Notes for next year: a tandem extension on a adult bike looked like fun and then 7-yo Gregory will be a good age for this (we should dig ours out from the back of the garage). Also: the parade has a dog contingent so maybe a much-calmer Francis will be able to be part of that next year (we’re due to pick up the service dog in 12 days!, eeek!!!)
When we came here in fifteen or so years ago, Nancy Forrester’s Secret Garden was a magical oasis tucked in the middle of a block in Key West, a small forest said to be the last undeveloped acre in the city’s Old Town neighborhood. Full of winding paths and trees it was the rarest of spaces: loved, carefully tended, and shared with the public as a gift of beauty. But even then it felt besieged. In 2012 taxes and expenses became too much and Nancy sold off parcels to developers. From an article in Key News:
The tucked-away entrance to Nancy Forrester’s Secret Garden off Free School Lane in the 500 block of Simonton Street will be closed to the public after today, as finances and property taxes have forced Forrester to sell the land parcels that have housed an artist’s cottage and gallery, parrots, orchids, rare palms, meandering pathways and a meditative garden for more than four decades.

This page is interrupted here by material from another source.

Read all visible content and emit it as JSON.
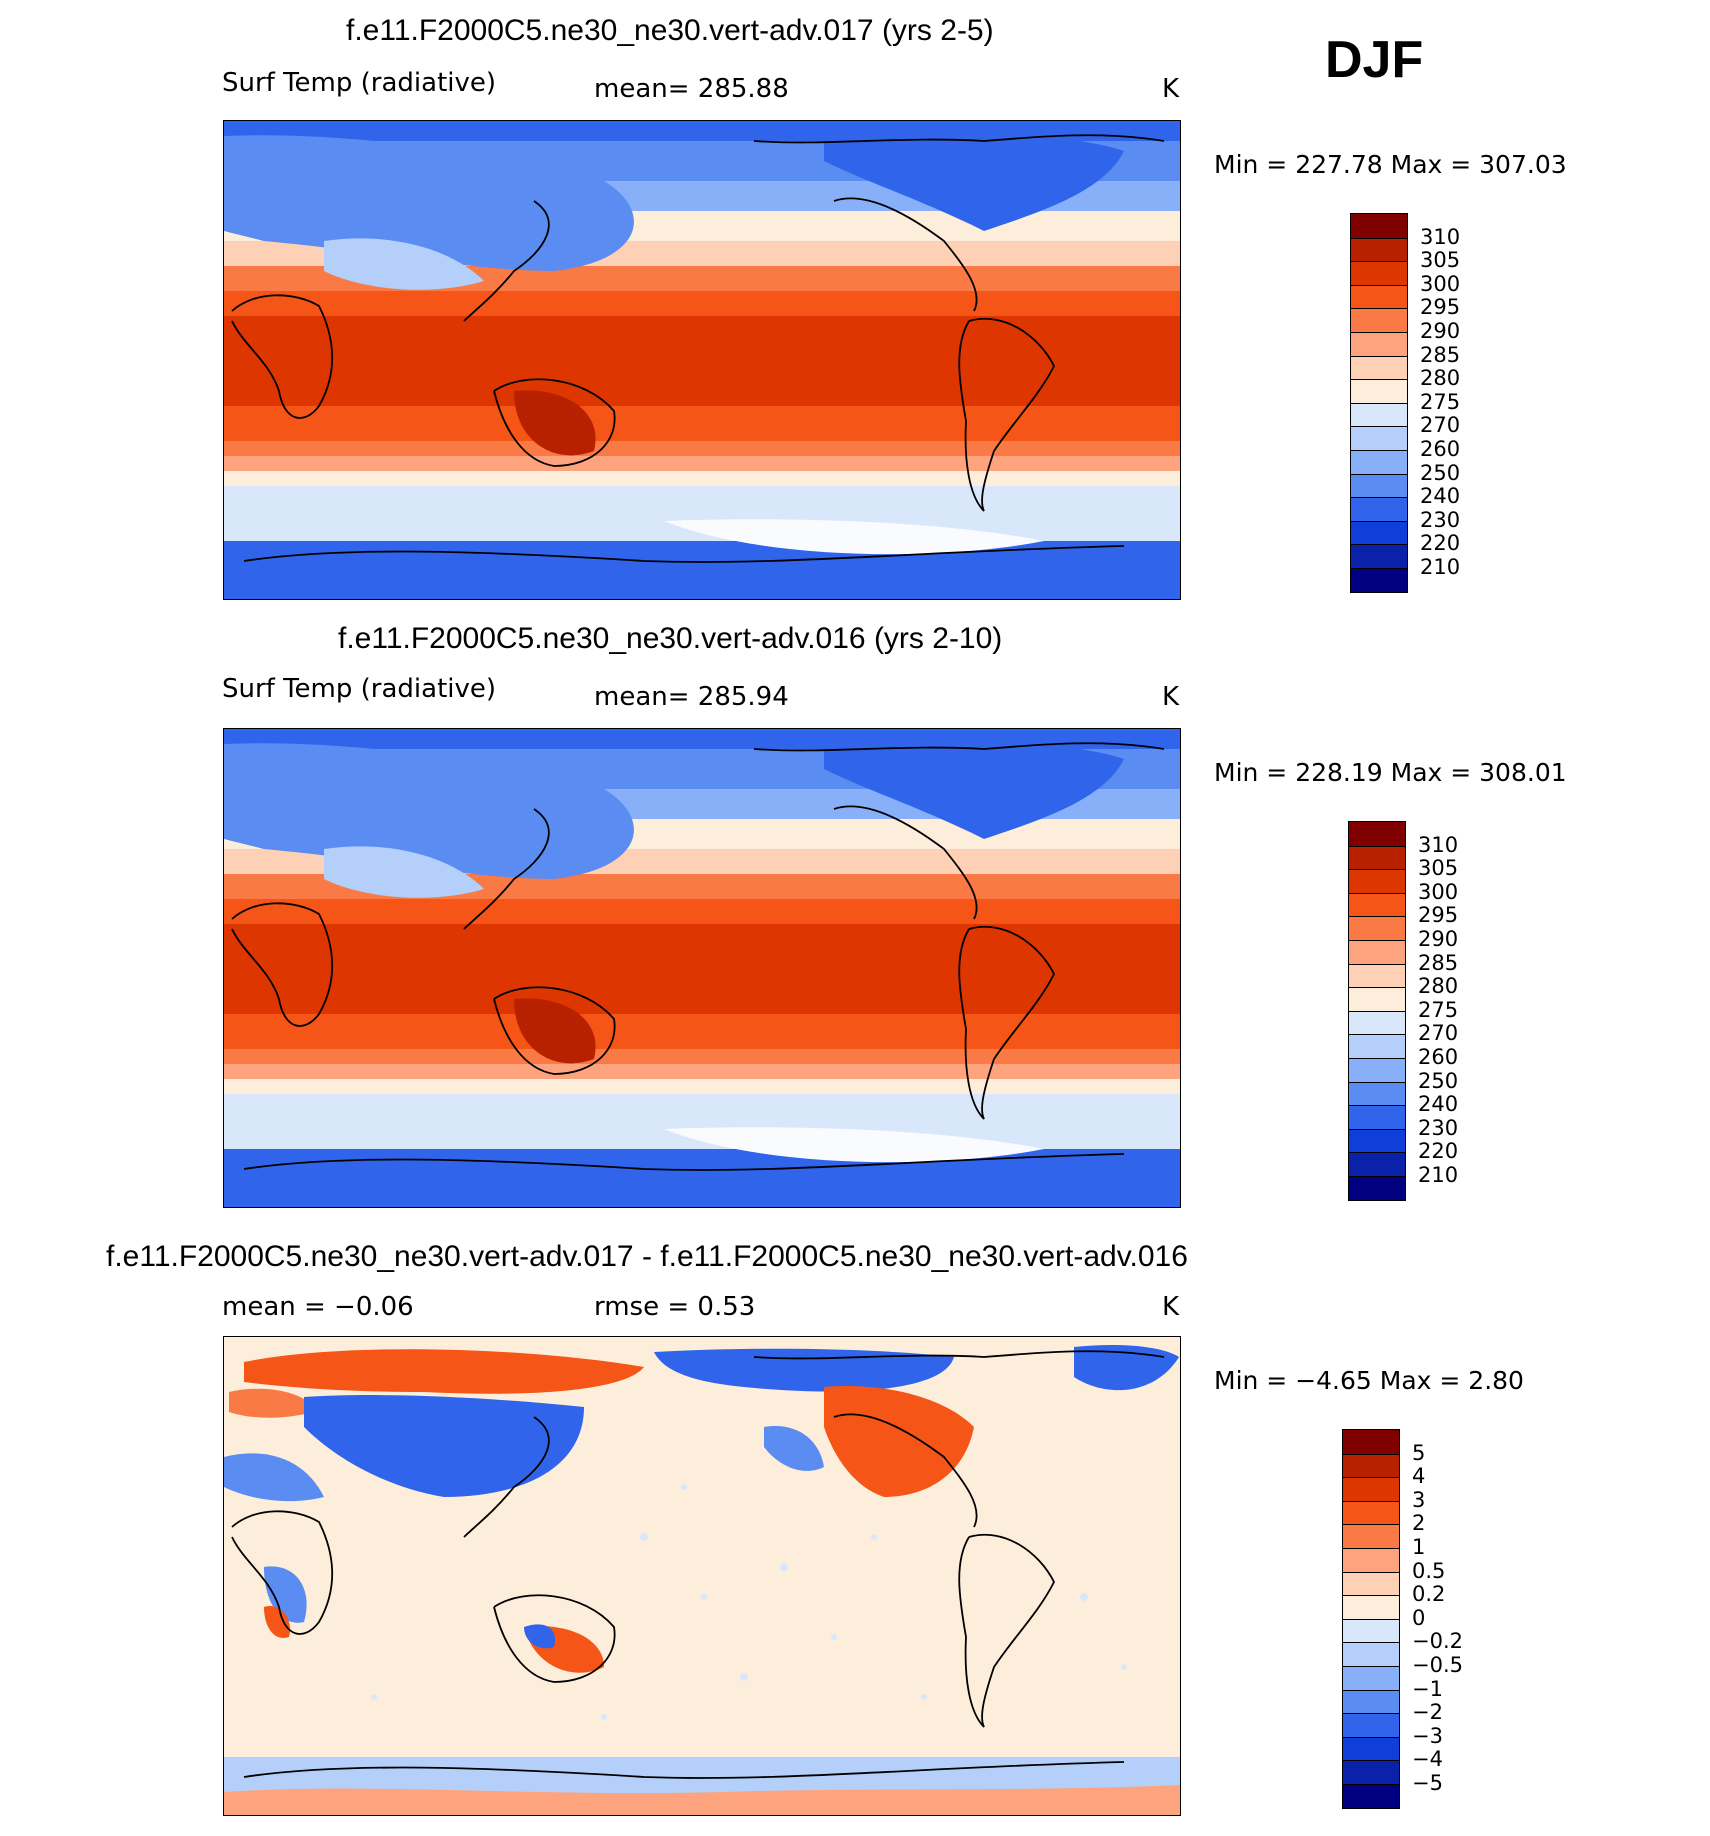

These days the garden has been reduced to a small backyard on Elizabeth Street which Nancy uses as a rescue parrot refuge. In the mornings she gives educational lectures on the birds, full of facts about their brilliant behavior, the destruction of their native habitats, and gentle lectures about how we can all protect native parrot habitats by living more lightly on the land (hint: no red palm oil or beef). From behind the fence came the sounds of a swimming pool being installed in the cutdown middle of the former garden. Nancy has life tenancy on the ill-repaired house where she lives with the parrots.
I don’t know the details of the real estate transactions or Forrester’s finances but I find it incredible that Key West couldn’t rally around one of its living treasures. I’m glad that Nancy remains along with her parrots and I’m grateful my kids got a chance to meet her.